New anti-litter campaign launching in Crisp County

CORDELE, Ga. — Crisp County Sheriff’s Office and Keep Crisp Beautiful are teaming up to do something about litter in the community.

“You can’t afford to be trashy.” That’s the new anti-litter campaign announced by Crisp County Sheriff’ Billy Hancock this week as a join initiative between the Sheriff’s Office and Keep Crisp Beautiful.

Hancock says that litter and illegal dumping have become a significant problem in the community and it is time to step up and do something about it. He said the first step is to educate citizens so they become aware that it is a crime with costly penalties.

He said on the sheriff’s office side those laws will be enforced and local judges will make the decision to prosecute and/or fine offenders.
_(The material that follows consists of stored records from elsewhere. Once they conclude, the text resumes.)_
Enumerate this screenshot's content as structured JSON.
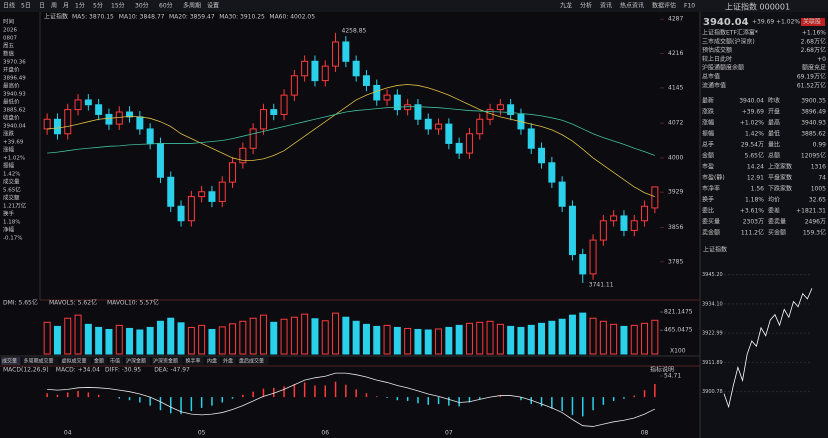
{
  "toolbar": {
    "tabs": [
      "日线",
      "5日",
      "日",
      "周",
      "月",
      "1分",
      "5分",
      "15分",
      "30分",
      "60分",
      "多周期",
      "设置"
    ],
    "right_tabs": [
      "九龙",
      "分析",
      "资讯",
      "热点资讯",
      "数据评估",
      "F10"
    ]
  },
  "left_info": {
    "items": [
      "时间",
      "2026",
      "0807",
      "周五",
      "数值",
      "3970.36",
      "开盘价",
      "3896.49",
      "最高价",
      "3940.93",
      "最低价",
      "3885.62",
      "收盘价",
      "3940.04",
      "涨跌",
      "+39.69",
      "涨幅",
      "+1.02%",
      "振幅",
      "1.42%",
      "成交量",
      "5.65亿",
      "成交额",
      "1.21万亿",
      "换手",
      "1.18%",
      "净幅",
      "-0.17%"
    ]
  },
  "chart_data": [
    {
      "type": "candlestick",
      "title": "上证指数",
      "legend": [
        "MA5: 3870.15",
        "MA10: 3848.77",
        "MA20: 3859.47",
        "MA30: 3910.25",
        "MA60: 4002.05"
      ],
      "annotations": [
        "4258.85",
        "3741.11"
      ],
      "categories": [
        null,
        null,
        "04",
        null,
        null,
        null,
        null,
        null,
        null,
        null,
        null,
        null,
        null,
        null,
        null,
        "05",
        null,
        null,
        null,
        null,
        null,
        null,
        null,
        null,
        null,
        null,
        null,
        "06",
        null,
        null,
        null,
        null,
        null,
        null,
        null,
        null,
        null,
        null,
        null,
        "07",
        null,
        null,
        null,
        null,
        null,
        null,
        null,
        null,
        null,
        null,
        null,
        null,
        null,
        null,
        null,
        null,
        null,
        null,
        "08",
        null
      ],
      "open": [
        4060,
        4080,
        4050,
        4100,
        4120,
        4110,
        4090,
        4070,
        4095,
        4085,
        4060,
        4030,
        3960,
        3900,
        3870,
        3920,
        3930,
        3910,
        3950,
        3990,
        4020,
        4060,
        4100,
        4090,
        4130,
        4170,
        4200,
        4160,
        4190,
        4240,
        4200,
        4170,
        4150,
        4120,
        4130,
        4100,
        4110,
        4080,
        4060,
        4070,
        4030,
        4010,
        4050,
        4080,
        4100,
        4110,
        4090,
        4060,
        4020,
        3990,
        3950,
        3900,
        3800,
        3760,
        3830,
        3870,
        3880,
        3850,
        3870,
        3896.49
      ],
      "high": [
        4092,
        4092,
        4112,
        4132,
        4132,
        4122,
        4102,
        4107,
        4107,
        4097,
        4072,
        4042,
        3972,
        3912,
        3932,
        3942,
        3942,
        3962,
        4002,
        4032,
        4072,
        4112,
        4112,
        4142,
        4182,
        4212,
        4212,
        4202,
        4258.85,
        4252,
        4212,
        4182,
        4162,
        4142,
        4142,
        4122,
        4122,
        4092,
        4082,
        4082,
        4042,
        4062,
        4092,
        4112,
        4122,
        4122,
        4102,
        4072,
        4032,
        4002,
        3962,
        3912,
        3812,
        3842,
        3882,
        3892,
        3892,
        3882,
        3912,
        3940.93
      ],
      "low": [
        4048,
        4038,
        4038,
        4088,
        4098,
        4078,
        4058,
        4058,
        4073,
        4048,
        4018,
        3948,
        3888,
        3858,
        3858,
        3908,
        3898,
        3898,
        3938,
        3978,
        4008,
        4048,
        4078,
        4078,
        4118,
        4158,
        4148,
        4148,
        4178,
        4188,
        4158,
        4138,
        4108,
        4108,
        4088,
        4088,
        4068,
        4048,
        4048,
        4018,
        3998,
        3998,
        4038,
        4068,
        4088,
        4078,
        4048,
        4008,
        3978,
        3938,
        3888,
        3788,
        3741.11,
        3748,
        3818,
        3858,
        3838,
        3838,
        3858,
        3885.62
      ],
      "close": [
        4080,
        4050,
        4100,
        4120,
        4110,
        4090,
        4070,
        4095,
        4085,
        4060,
        4030,
        3960,
        3900,
        3870,
        3920,
        3930,
        3910,
        3950,
        3990,
        4020,
        4060,
        4100,
        4090,
        4130,
        4170,
        4200,
        4160,
        4190,
        4240,
        4200,
        4170,
        4150,
        4120,
        4130,
        4100,
        4110,
        4080,
        4060,
        4070,
        4030,
        4010,
        4050,
        4080,
        4100,
        4110,
        4090,
        4060,
        4020,
        3990,
        3950,
        3900,
        3800,
        3760,
        3830,
        3870,
        3880,
        3850,
        3870,
        3900,
        3940.04
      ],
      "series": [
        {
          "color": "#e0c040",
          "values": [
            4060,
            4062,
            4065,
            4070,
            4075,
            4080,
            4082,
            4084,
            4086,
            4085,
            4082,
            4075,
            4065,
            4050,
            4040,
            4030,
            4020,
            4010,
            4000,
            3995,
            3995,
            3998,
            4005,
            4015,
            4030,
            4045,
            4060,
            4075,
            4090,
            4105,
            4120,
            4130,
            4138,
            4145,
            4150,
            4152,
            4150,
            4145,
            4138,
            4130,
            4120,
            4110,
            4100,
            4092,
            4085,
            4080,
            4075,
            4070,
            4065,
            4058,
            4048,
            4035,
            4018,
            4000,
            3985,
            3970,
            3955,
            3940,
            3928,
            3920
          ]
        },
        {
          "color": "#3fbf9f",
          "values": [
            4010,
            4012,
            4015,
            4018,
            4020,
            4022,
            4024,
            4025,
            4027,
            4028,
            4029,
            4030,
            4030,
            4030,
            4030,
            4032,
            4034,
            4036,
            4040,
            4045,
            4050,
            4055,
            4060,
            4065,
            4070,
            4075,
            4080,
            4085,
            4090,
            4095,
            4098,
            4100,
            4102,
            4104,
            4105,
            4106,
            4106,
            4105,
            4104,
            4102,
            4100,
            4098,
            4097,
            4096,
            4095,
            4094,
            4092,
            4090,
            4087,
            4083,
            4078,
            4070,
            4060,
            4050,
            4042,
            4035,
            4028,
            4020,
            4013,
            4005
          ]
        }
      ],
      "ylim": [
        3706,
        4302
      ],
      "yticks": [
        3785,
        3856,
        3929,
        4000,
        4072,
        4145,
        4216,
        4287
      ]
    },
    {
      "type": "volume",
      "legend": [
        "DMI: 5.65亿",
        "MAVOL5: 5.62亿",
        "MAVOL10: 5.57亿"
      ],
      "unit": "X100",
      "values": [
        620,
        540,
        700,
        760,
        580,
        520,
        480,
        560,
        500,
        470,
        520,
        640,
        700,
        610,
        520,
        560,
        480,
        530,
        590,
        640,
        700,
        760,
        620,
        680,
        720,
        780,
        690,
        650,
        800,
        720,
        640,
        580,
        540,
        560,
        520,
        500,
        480,
        470,
        490,
        520,
        560,
        600,
        620,
        640,
        580,
        540,
        520,
        560,
        600,
        640,
        680,
        760,
        800,
        700,
        640,
        580,
        540,
        560,
        600,
        660
      ],
      "ylim": [
        0,
        900
      ],
      "yticks": [
        {
          "value": 465.0475,
          "label": "465.0475"
        },
        {
          "value": 821.1475,
          "label": "821.1475"
        }
      ]
    },
    {
      "type": "macd",
      "tabs": [
        "成交量",
        "多周期成交量",
        "虚拟成交量",
        "金额",
        "市值",
        "沪深金额",
        "沪深资金额",
        "换手率",
        "内盘",
        "外盘",
        "盘后成交量"
      ],
      "legend": [
        "MACD(12,26,9)",
        "MACD: +34.04",
        "DIFF: -30.95",
        "DEA: -47.97"
      ],
      "note": "指标说明",
      "values": [
        10,
        6,
        12,
        16,
        12,
        6,
        0,
        -4,
        -8,
        -14,
        -22,
        -34,
        -42,
        -44,
        -36,
        -28,
        -22,
        -14,
        -4,
        6,
        14,
        22,
        24,
        28,
        34,
        38,
        30,
        30,
        40,
        32,
        20,
        10,
        2,
        -2,
        -8,
        -10,
        -16,
        -20,
        -18,
        -22,
        -24,
        -14,
        -6,
        0,
        4,
        0,
        -8,
        -18,
        -24,
        -30,
        -36,
        -46,
        -50,
        -34,
        -20,
        -10,
        -4,
        4,
        18,
        34.04
      ],
      "series": [
        {
          "color": "#e8e8e8",
          "values": [
            20,
            18,
            20,
            24,
            25,
            24,
            22,
            18,
            14,
            8,
            0,
            -12,
            -26,
            -38,
            -44,
            -46,
            -44,
            -40,
            -32,
            -22,
            -10,
            2,
            10,
            20,
            32,
            44,
            50,
            54,
            62,
            62,
            58,
            52,
            44,
            38,
            30,
            24,
            16,
            8,
            2,
            -6,
            -14,
            -12,
            -6,
            0,
            4,
            4,
            0,
            -8,
            -18,
            -28,
            -40,
            -58,
            -74,
            -76,
            -70,
            -64,
            -60,
            -54,
            -44,
            -30.95
          ]
        }
      ],
      "ylim": [
        -80,
        65
      ],
      "yticks": [
        54.71
      ]
    }
  ],
  "right_panel": {
    "title": "上证指数 000001",
    "price": "3940.04",
    "change": "+39.69",
    "pct": "+1.02%",
    "tag": "关联股",
    "info_rows": [
      [
        "上证指数ETF汇添富*",
        "+1.16%"
      ],
      [
        "三市成交额(沪深京)",
        "2.68万亿"
      ],
      [
        "预估成交额",
        "2.68万亿"
      ],
      [
        "较上日此时",
        "+0"
      ],
      [
        "沪股通额度余额",
        "额度充足"
      ],
      [
        "总市值",
        "69.19万亿"
      ],
      [
        "流通市值",
        "61.52万亿"
      ]
    ],
    "stats": [
      [
        "最新",
        "3940.04",
        "昨收",
        "3900.35"
      ],
      [
        "涨跌",
        "+39.69",
        "开盘",
        "3896.49"
      ],
      [
        "涨幅",
        "+1.02%",
        "最高",
        "3940.93"
      ],
      [
        "振幅",
        "1.42%",
        "最低",
        "3885.62"
      ],
      [
        "总手",
        "29.54万",
        "量比",
        "0.99"
      ],
      [
        "金额",
        "5.65亿",
        "总额",
        "12095亿"
      ],
      [
        "市盈",
        "14.24",
        "上涨家数",
        "1316"
      ],
      [
        "市盈(静)",
        "12.91",
        "平盘家数",
        "74"
      ],
      [
        "市净率",
        "1.56",
        "下跌家数",
        "1005"
      ],
      [
        "换手",
        "1.18%",
        "均价",
        "32.65"
      ],
      [
        "委比",
        "+3.61%",
        "委差",
        "+1821.31"
      ],
      [
        "委买量",
        "2303万",
        "委卖量",
        "2496万"
      ],
      [
        "卖金额",
        "111.2亿",
        "买金额",
        "159.3亿"
      ]
    ],
    "mini_chart": {
      "title": "上证指数",
      "values": [
        3900,
        3895,
        3903,
        3910,
        3905,
        3915,
        3920,
        3918,
        3925,
        3922,
        3928,
        3930,
        3926,
        3932,
        3929,
        3935,
        3933,
        3938,
        3936,
        3940.04
      ],
      "ylim": [
        3890,
        3950
      ],
      "yticks": [
        {
          "value": 3900.78,
          "label": "3900.78"
        },
        {
          "value": 3911.89,
          "label": "3911.89"
        },
        {
          "value": 3922.99,
          "label": "3922.99"
        },
        {
          "value": 3934.1,
          "label": "3934.10"
        },
        {
          "value": 3945.2,
          "label": "3945.20"
        }
      ]
    }
  }
}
“So what we want to do,” said Hancock.  “We want to raise awareness of how litter and waste affect our local environment. We want to educate our children on state laws and county ordinances about being trashy. We want to enforce those laws and county ordinances. And we want to involve the local community to address the issue of litter activity. We all see it. We all see every time it is thrown out and we wonder how and why. And that would be the question to ask everybody is why. Why when you have a piece of trash in your automobile do you need to throw it out before you get somewhere and stop. There are plenty of receptacles in this community that you can carry that trash with you and get rid of it at a moment’s notice if you need to.”
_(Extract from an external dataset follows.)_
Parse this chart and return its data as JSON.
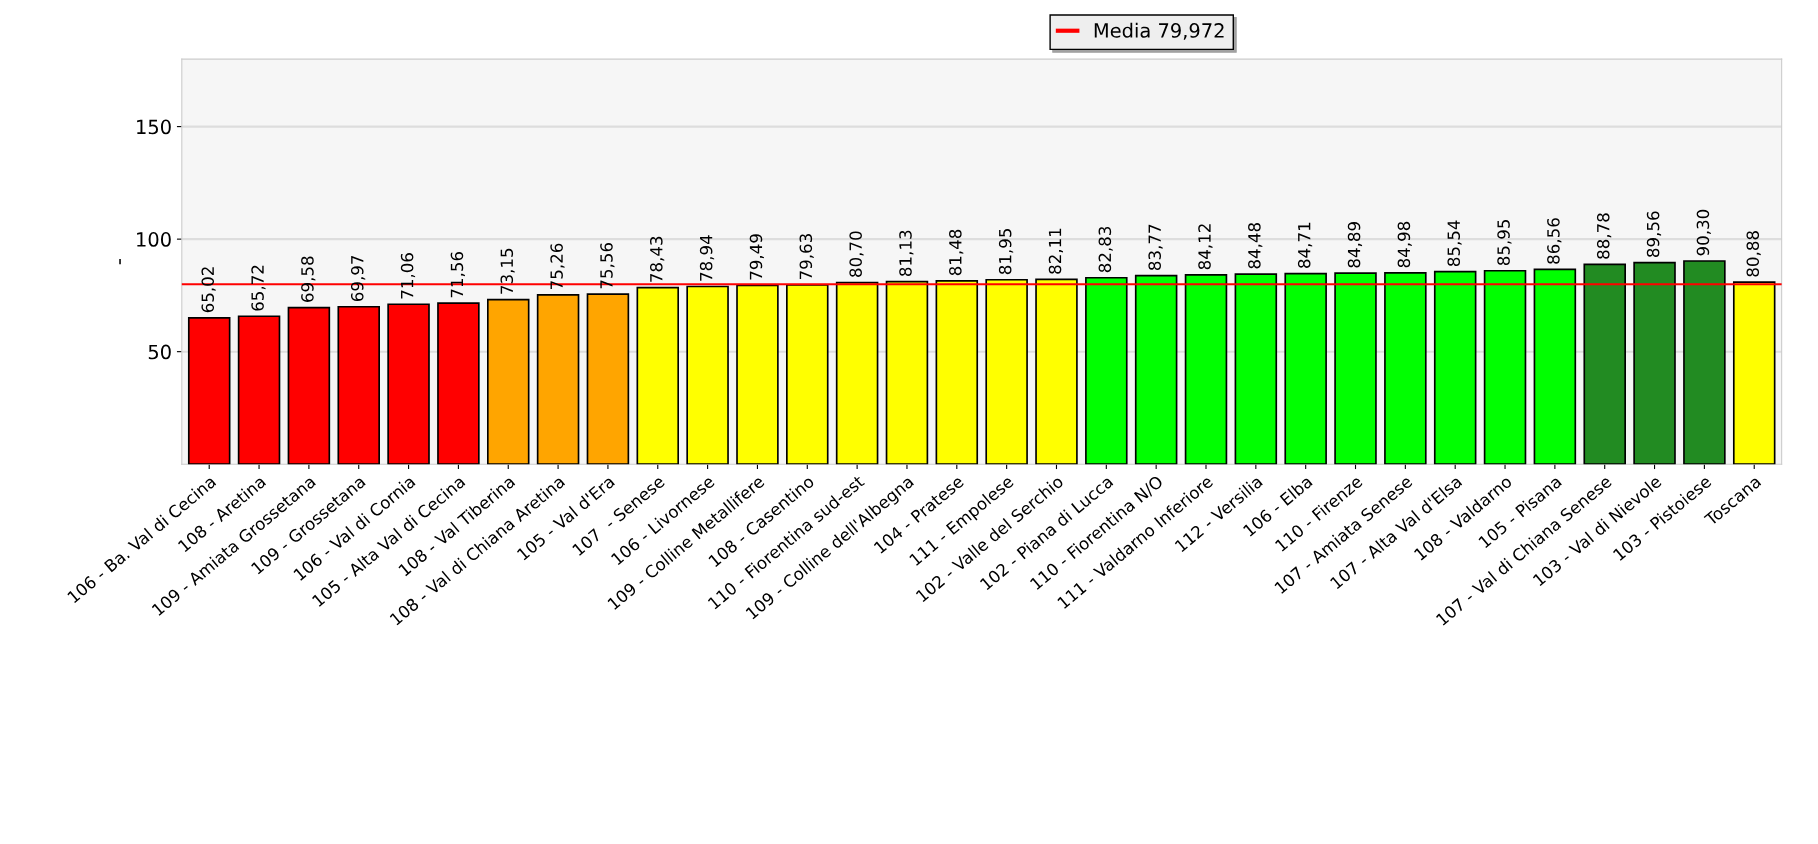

Chip Wells is chairman of Keep Crisp Beautiful. He said the organization is grateful that with all the sheriff’s office has to do, they are still going to put some resources into reducing litter.

The sheriff’s office reached out to Crisp County High School art students to help design the official logo for the campaign. A digital design created by Senior Wade Bailey was chosen out of those submitted.

Hancock said they will also be going into the schools to speak with younger students about litter and not being “trashy.” They will be reading a book entitled “What Matters.” They will also donate copies of the book to the school and local libraries.